I read a fabulous book for moving. The Perfect Mess. I have the messiest desk at work. My house is always cluttered up somehow. I bought a day planner but haven’t used it once. My calenders are atleast a month behind the times.
Today there are half-packed boxes everywhere. My brother and I made a “plan” for all the work my house needs before moving. He understands my planning by lack of planning. Somethings can’t be predicted. I make a goal with some extra time built in to it. I come up with a loose idea of how things will happen ideally and a worst-case scenario. Then I go along with whatever comes my way.
But I feel like things are under control. I have a direction I want to go and the resources to get there.
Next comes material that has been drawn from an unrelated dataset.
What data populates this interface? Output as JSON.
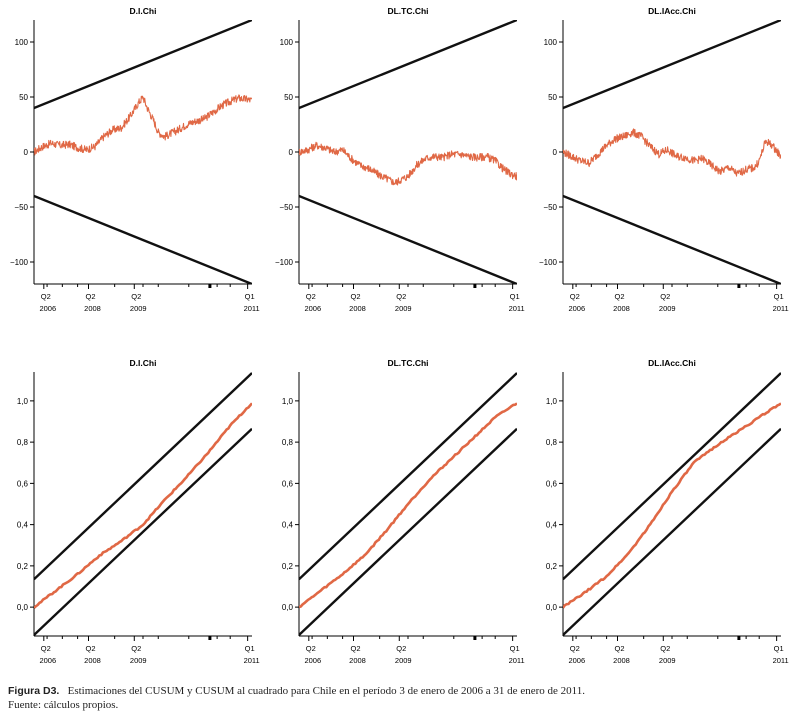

I’m starting to love my new house. It will have one less wall, new paint and floors, a water heater and several dozen little things taken care of before we actually get to live in. It has hideous tile in several places. The fireplace is green brick. J pinched her hand in a door. PB thinks we should put his bed in the closet. I have tons to learn, including how to drive the little tractor. My shopping list is pages long and more money than I can get through my head.
I spent the weekend running like mad nearly every second, not even sitting down to eat but grabbing bites between packings. I’m done for the day. I’ve got a bit of laundry to finish up, a few things to ready for tomorrow, and that’s all I can manage at this point. We brought my mom lunch today (soup’s such an easy way to clean the fridge and use up ends of things), Bro and G’ma and Bapa all came and looked at my house, I packed and cooked and cleaned. I’ve been trying to get Gcat to let me look at the paw he’s limping in. I’ve killed a dozen black widows as part of the outside cleaning project. I’m tired. My allergies are still terrible. I’m calling it quits for this one. I have a plan and it doesn’t leave room for burning myself out before the end.